Editorial

Quando as pessoas não cabem num julgamento

27 mai 2021 10:21

O que está em causa, neste julgamento, é o apuramento de eventuais responsabilidades na morte de 63 pessoas, cercadas pelo fogo

Esta semana vamos falar de Justiça. Um tema arriscado, mas que, à luz da democracia e da liberdade de expressão, não pode estar arredado das opiniões, sobretudo das que são proferidas de boa fé.

Começou o julgamento para apurar eventuais responsabilidades criminais nos incêndios de Pedrógão Grande, ocorridos em Junho de 2017. 

Passaram quase quatro anos e levanta-se a primeira questão. Será que o processo era assim tão complexo para demorar tanto tempo a chegar à fase de decisão? 

A juíza titular do processo diz que sim, o Ministério Público diz que nem por isso. Baralhados? É normal.
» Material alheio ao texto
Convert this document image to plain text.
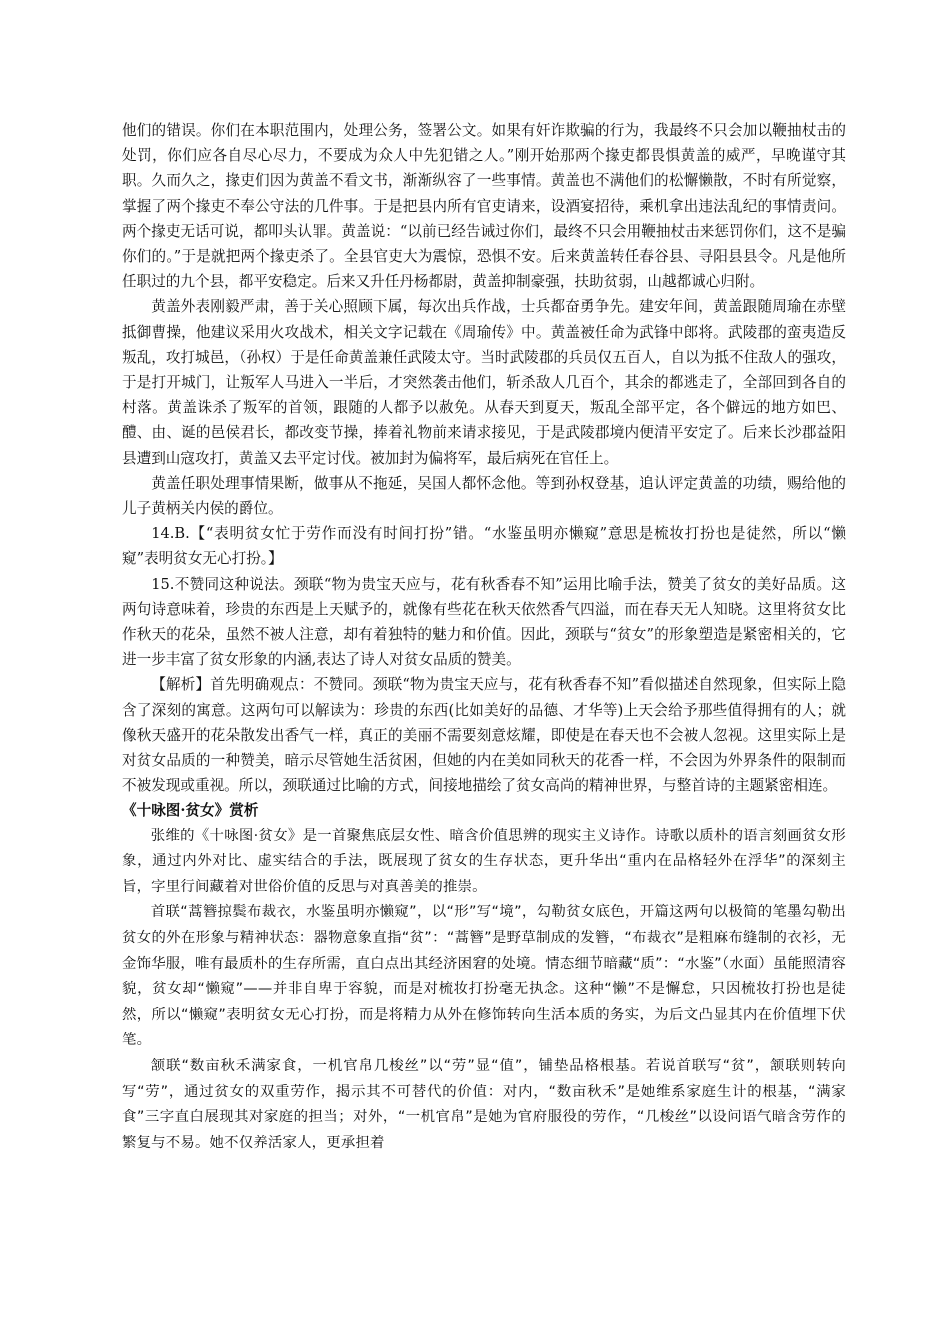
他们的错误。你们在本职范围内，处理公务，签署公文。如果有奸诈欺骗的行为，我最终不只会加以鞭抽杖击的处罚，你们应各自尽心尽力，不要成为众人中先犯错之人。”刚开始那两个掾吏都畏惧黄盖的威严，早晚谨守其职。久而久之，掾吏们因为黄盖不看文书，渐渐纵容了一些事情。黄盖也不满他们的松懈懒散，不时有所觉察，掌握了两个掾吏不奉公守法的几件事。于是把县内所有官吏请来，设酒宴招待，乘机拿出违法乱纪的事情责问。两个掾吏无话可说，都叩头认罪。黄盖说：“以前已经告诫过你们，最终不只会用鞭抽杖击来惩罚你们，这不是骗你们的。”于是就把两个掾吏杀了。全县官吏大为震惊，恐惧不安。后来黄盖转任春谷县、寻阳县县令。凡是他所任职过的九个县，都平安稳定。后来又升任丹杨都尉，黄盖抑制豪强，扶助贫弱，山越都诚心归附。

黄盖外表刚毅严肃，善于关心照顾下属，每次出兵作战，士兵都奋勇争先。建安年间，黄盖跟随周瑜在赤壁抵御曹操，他建议采用火攻战术，相关文字记载在《周瑜传》中。黄盖被任命为武锋中郎将。武陵郡的蛮夷造反叛乱，攻打城邑，（孙权）于是任命黄盖兼任武陵太守。当时武陵郡的兵员仅五百人，自以为抵不住敌人的强攻，于是打开城门，让叛军人马进入一半后，才突然袭击他们，斩杀敌人几百个，其余的都逃走了，全部回到各自的村落。黄盖诛杀了叛军的首领，跟随的人都予以赦免。从春天到夏天，叛乱全部平定，各个僻远的地方如巴、醴、由、诞的邑侯君长，都改变节操，捧着礼物前来请求接见，于是武陵郡境内便清平安定了。后来长沙郡益阳县遭到山寇攻打，黄盖又去平定讨伐。被加封为偏将军，最后病死在官任上。

黄盖任职处理事情果断，做事从不拖延，吴国人都怀念他。等到孙权登基，追认评定黄盖的功绩，赐给他的儿子黄柄关内侯的爵位。

14.B.【“表明贫女忙于劳作而没有时间打扮”错。“水鉴虽明亦懒窥”意思是梳妆打扮也是徒然，所以“懒窥”表明贫女无心打扮。】

15.不赞同这种说法。颈联“物为贵宝天应与，花有秋香春不知”运用比喻手法，赞美了贫女的美好品质。这两句诗意味着，珍贵的东西是上天赋予的，就像有些花在秋天依然香气四溢，而在春天无人知晓。这里将贫女比作秋天的花朵，虽然不被人注意，却有着独特的魅力和价值。因此，颈联与“贫女”的形象塑造是紧密相关的，它进一步丰富了贫女形象的内涵,表达了诗人对贫女品质的赞美。

【解析】首先明确观点：不赞同。颈联“物为贵宝天应与，花有秋香春不知”看似描述自然现象，但实际上隐含了深刻的寓意。这两句可以解读为：珍贵的东西(比如美好的品德、才华等)上天会给予那些值得拥有的人；就像秋天盛开的花朵散发出香气一样，真正的美丽不需要刻意炫耀，即使是在春天也不会被人忽视。这里实际上是对贫女品质的一种赞美，暗示尽管她生活贫困，但她的内在美如同秋天的花香一样，不会因为外界条件的限制而不被发现或重视。所以，颈联通过比喻的方式，间接地描绘了贫女高尚的精神世界，与整首诗的主题紧密相连。

《十咏图·贫女》赏析

张维的《十咏图·贫女》是一首聚焦底层女性、暗含价值思辨的现实主义诗作。诗歌以质朴的语言刻画贫女形象，通过内外对比、虚实结合的手法，既展现了贫女的生存状态，更升华出“重内在品格轻外在浮华”的深刻主旨，字里行间藏着对世俗价值的反思与对真善美的推崇。

首联“蒿簪掠鬓布裁衣，水鉴虽明亦懒窥”，以“形”写“境”，勾勒贫女底色，开篇这两句以极简的笔墨勾勒出贫女的外在形象与精神状态：器物意象直指“贫”：“蒿簪”是野草制成的发簪，“布裁衣”是粗麻布缝制的衣衫，无金饰华服，唯有最质朴的生存所需，直白点出其经济困窘的处境。情态细节暗藏“质”：“水鉴”（水面）虽能照清容貌，贫女却“懒窥”——并非自卑于容貌，而是对梳妆打扮毫无执念。这种“懒”不是懈怠，只因梳妆打扮也是徒然，所以“懒窥”表明贫女无心打扮，而是将精力从外在修饰转向生活本质的务实，为后文凸显其内在价值埋下伏笔。

颔联“数亩秋禾满家食，一机官帛几梭丝”以“劳”显“值”，铺垫品格根基。若说首联写“贫”，颔联则转向写“劳”，通过贫女的双重劳作，揭示其不可替代的价值：对内，“数亩秋禾”是她维系家庭生计的根基，“满家食”三字直白展现其对家庭的担当；对外，“一机官帛”是她为官府服役的劳作，“几梭丝”以设问语气暗含劳作的繁复与不易。她不仅养活家人，更承担着
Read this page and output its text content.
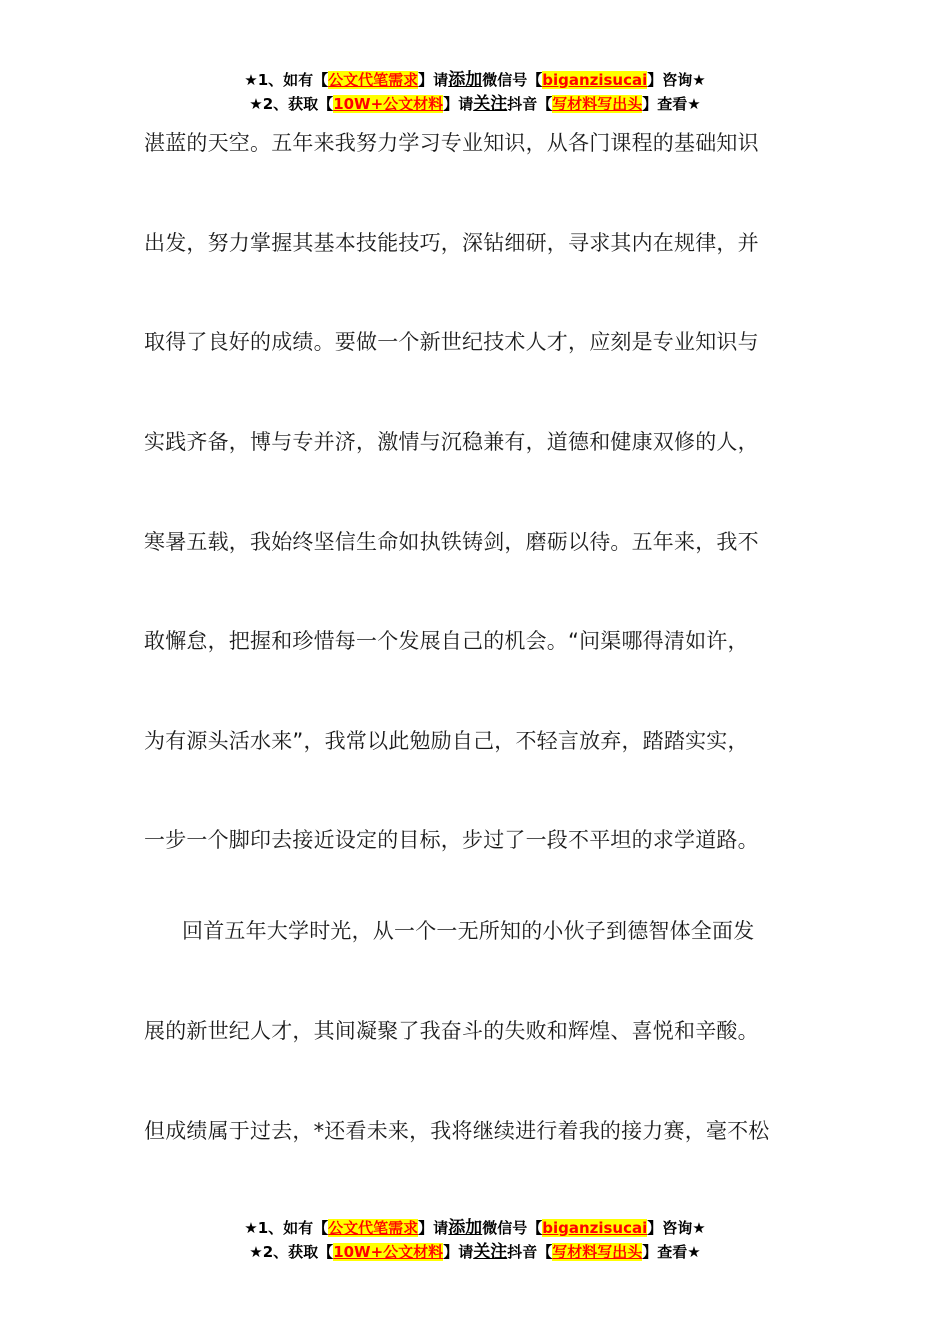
★1、如有【公文代笔需求】请添加微信号【biganzisucai】咨询★
★2、获取【10W+公文材料】请关注抖音【写材料写出头】查看★
湛蓝的天空。五年来我努力学习专业知识，从各门课程的基础知识
出发，努力掌握其基本技能技巧，深钻细研，寻求其内在规律，并
取得了良好的成绩。要做一个新世纪技术人才，应刻是专业知识与
实践齐备，博与专并济，激情与沉稳兼有，道德和健康双修的人，
寒暑五载，我始终坚信生命如执铁铸剑，磨砺以待。五年来，我不
敢懈怠，把握和珍惜每一个发展自己的机会。“问渠哪得清如许，
为有源头活水来”，我常以此勉励自己，不轻言放弃，踏踏实实，
一步一个脚印去接近设定的目标，步过了一段不平坦的求学道路。
回首五年大学时光，从一个一无所知的小伙子到德智体全面发
展的新世纪人才，其间凝聚了我奋斗的失败和辉煌、喜悦和辛酸。
但成绩属于过去，*还看未来，我将继续进行着我的接力赛，毫不松
★1、如有【公文代笔需求】请添加微信号【biganzisucai】咨询★
★2、获取【10W+公文材料】请关注抖音【写材料写出头】查看★
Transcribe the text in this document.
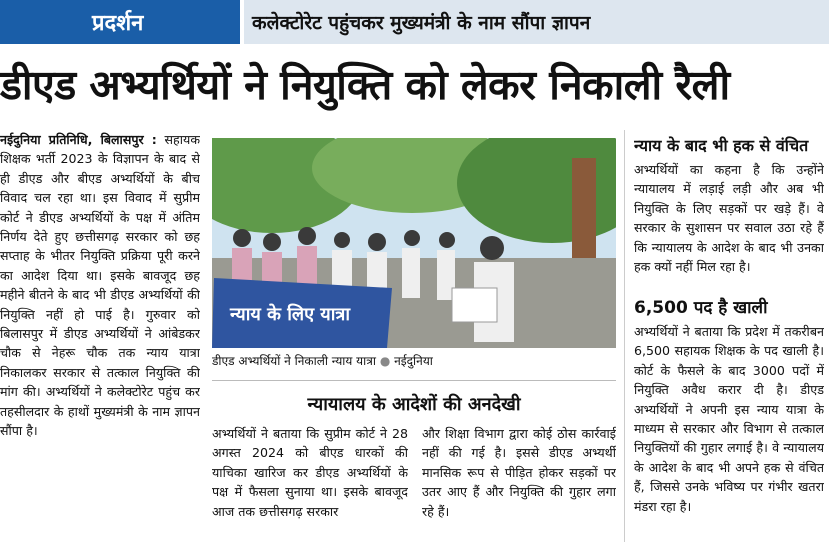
प्रदर्शन	कलेक्टोरेट पहुंचकर मुख्यमंत्री के नाम सौंपा ज्ञापन
डीएड अभ्यर्थियों ने नियुक्ति को लेकर निकाली रैली
नईदुनिया प्रतिनिधि, बिलासपुर : सहायक शिक्षक भर्ती 2023 के विज्ञापन के बाद से ही डीएड और बीएड अभ्यर्थियों के बीच विवाद चल रहा था। इस विवाद में सुप्रीम कोर्ट ने डीएड अभ्यर्थियों के पक्ष में अंतिम निर्णय देते हुए छत्तीसगढ़ सरकार को छह सप्ताह के भीतर नियुक्ति प्रक्रिया पूरी करने का आदेश दिया था। इसके बावजूद छह महीने बीतने के बाद भी डीएड अभ्यर्थियों की नियुक्ति नहीं हो पाई है। गुरुवार को बिलासपुर में डीएड अभ्यर्थियों ने आंबेडकर चौक से नेहरू चौक तक न्याय यात्रा निकालकर सरकार से तत्काल नियुक्ति की मांग की। अभ्यर्थियों ने कलेक्टोरेट पहुंच कर तहसीलदार के हाथों मुख्यमंत्री के नाम ज्ञापन सौंपा है।
न्याय के लिए यात्रा
डीएड अभ्यर्थियों ने निकाली न्याय यात्रा ● नईदुनिया
न्यायालय के आदेशों की अनदेखी
अभ्यर्थियों ने बताया कि सुप्रीम कोर्ट ने 28 अगस्त 2024 को बीएड धारकों की याचिका खारिज कर डीएड अभ्यर्थियों के पक्ष में फैसला सुनाया था। इसके बावजूद आज तक छत्तीसगढ़ सरकार
और शिक्षा विभाग द्वारा कोई ठोस कार्रवाई नहीं की गई है। इससे डीएड अभ्यर्थी मानसिक रूप से पीड़ित होकर सड़कों पर उतर आए हैं और नियुक्ति की गुहार लगा रहे हैं।
न्याय के बाद भी हक से वंचित
अभ्यर्थियों का कहना है कि उन्होंने न्यायालय में लड़ाई लड़ी और अब भी नियुक्ति के लिए सड़कों पर खड़े हैं। वे सरकार के सुशासन पर सवाल उठा रहे हैं कि न्यायालय के आदेश के बाद भी उनका हक क्यों नहीं मिल रहा है।
6,500 पद है खाली
अभ्यर्थियों ने बताया कि प्रदेश में तकरीबन 6,500 सहायक शिक्षक के पद खाली है। कोर्ट के फैसले के बाद 3000 पदों में नियुक्ति अवैध करार दी है। डीएड अभ्यर्थियों ने अपनी इस न्याय यात्रा के माध्यम से सरकार और विभाग से तत्काल नियुक्तियों की गुहार लगाई है। वे न्यायालय के आदेश के बाद भी अपने हक से वंचित हैं, जिससे उनके भविष्य पर गंभीर खतरा मंडरा रहा है।
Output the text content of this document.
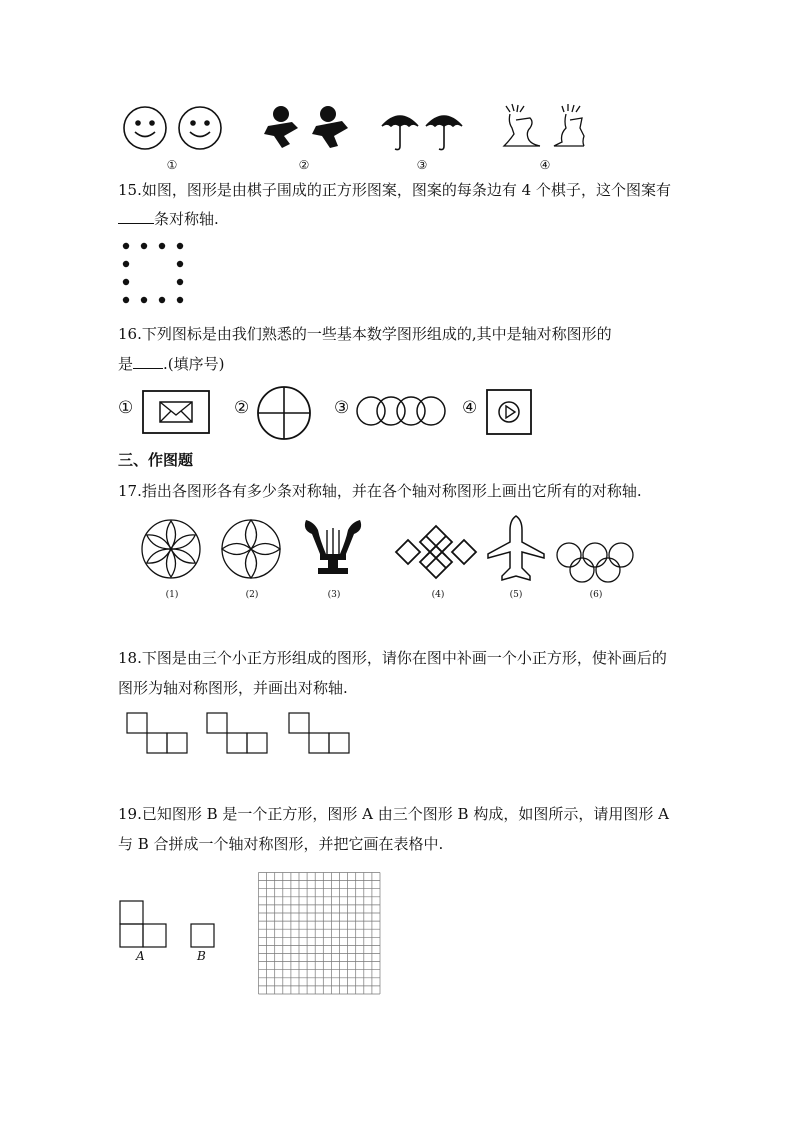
①	②	③	④
15.如图，图形是由棋子围成的正方形图案，图案的每条边有 4 个棋子，这个图案有
条对称轴.
16.下列图标是由我们熟悉的一些基本数学图形组成的,其中是轴对称图形的
是 .(填序号)
①	②	③	④
三、作图题
17.指出各图形各有多少条对称轴，并在各个轴对称图形上画出它所有的对称轴.
(1)	(2)	(3)	(4)	(5)	(6)
18.下图是由三个小正方形组成的图形，请你在图中补画一个小正方形，使补画后的
图形为轴对称图形，并画出对称轴.
19.已知图形 B 是一个正方形，图形 A 由三个图形 B 构成，如图所示，请用图形 A
与 B 合拼成一个轴对称图形，并把它画在表格中.
A	B
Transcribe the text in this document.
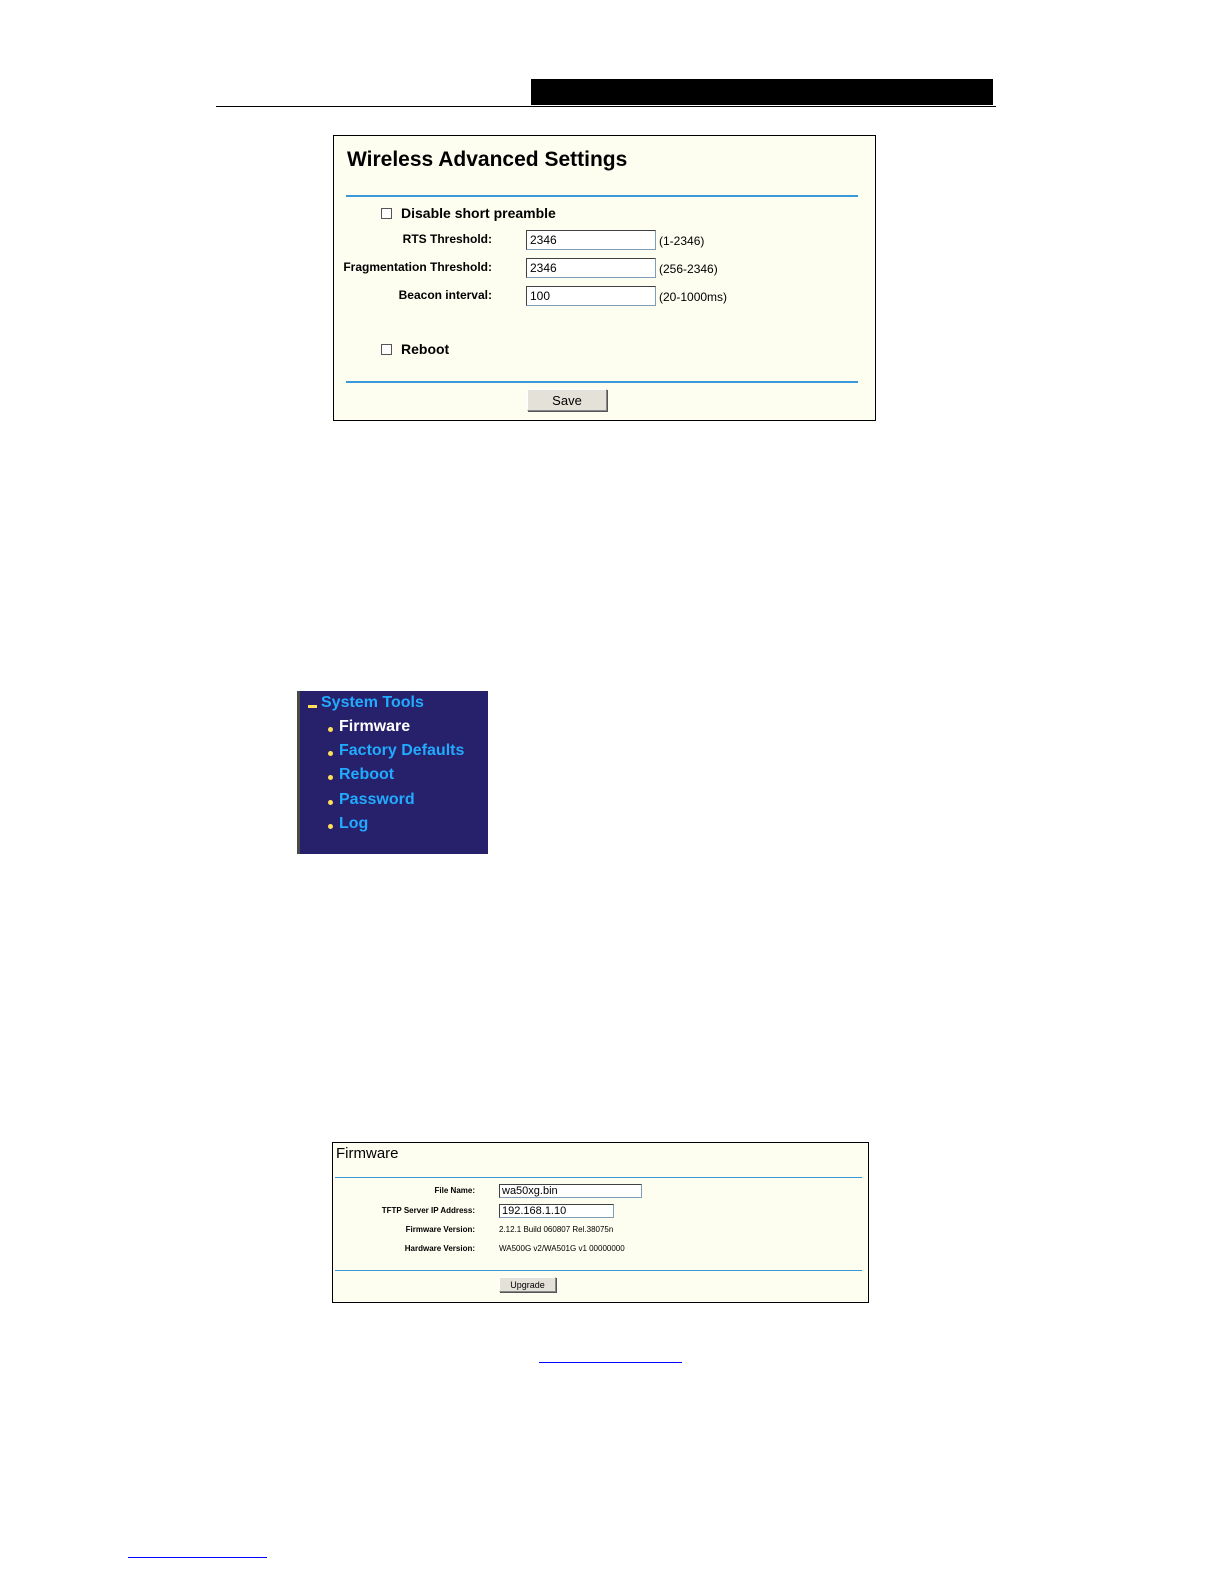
Wireless Advanced Settings
Disable short preamble
RTS Threshold:
2346	(1-2346)
Fragmentation Threshold:
2346	(256-2346)
Beacon interval:
100	(20-1000ms)
Reboot
Save
System Tools
Firmware
Factory Defaults
Reboot
Password
Log
Firmware
File Name:
wa50xg.bin
TFTP Server IP Address:
192.168.1.10
Firmware Version:	2.12.1 Build 060807 Rel.38075n
Hardware Version:	WA500G v2/WA501G v1 00000000
Upgrade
A Justiça é pautada por leis, e o esgrimir de argumentos em fase de arguição, na maior parte das vezes, tem mais que ver com a vontade ‘cega’ de interpretar os diplomas legais do ponto de vista técnico, do que em ‘espreitar’ um eventual sentido de humanização deixado (nem que seja nas entrelinhas) pelo legislador.

O que está em causa, neste julgamento, é o apuramento de eventuais responsabilidades na morte de 63 pessoas, cercadas pelo fogo.

Já ficou claro, nos vários relatórios produzidos, que muita coisa falhou. Mas é agora que os acusados lutam pela inocência e os acusadores clamam por uma eventual penalização.

Quanto mais não fosse, por respeito às vítimas e aos seus familiares, exigia-se que as audiências decorressem de forma serena, sem incidentes. 

Mas ainda a primeira sessão não tinha iniciado e já circulava um ‘ruído’ de fundo por causa da sala escolhida para a sua realização, que limitava a entrada a apenas quatro jornalistas, devido às restrições sanitárias.

O repórter do jornal Expresso, para não arriscar, chegou ao Palácio da Justiça de Leiria às 05:20 horas da manhã. Seguiram-se muitos outros, como era de esperar, e subiram de tom as vozes da indignação.

Entre requerimentos e comunicados, e até uma acção de protesto de funcionários judiciais, lá se encontrou uma solução para os jornalistas, que foram acomodados num espaço, onde ia sendo reproduzido o registo áudio do que se estava a passar no julgamento. 

Já os advogados, em número considerável, lavraram um voto de protesto por, alegadamente, não terem sido cumpridas as regras de distanciamento social dentro da sala de audiências.

Como se todos estes imbróglios não fossem suficientes, o Ministério Público decidiu entrar com um recurso para as instâncias superiores, por entender que o processo não devia ter sido classificado como megaprocesso, ou seja, como um processo de especial complexidade.

Quer isto dizer que à luz da lei, e tendo em conta que este expediente só vai ser analisado no final do julgamento, toda a prova que for produzida nas próximas audiências (e serão muitas), pode ser considerada nula.

Se assim for, ficamos a saber que há graus de complexidade que não são considerados complexos. Só não ficamos com a certeza onde cabem as pessoas na nossa Justiça.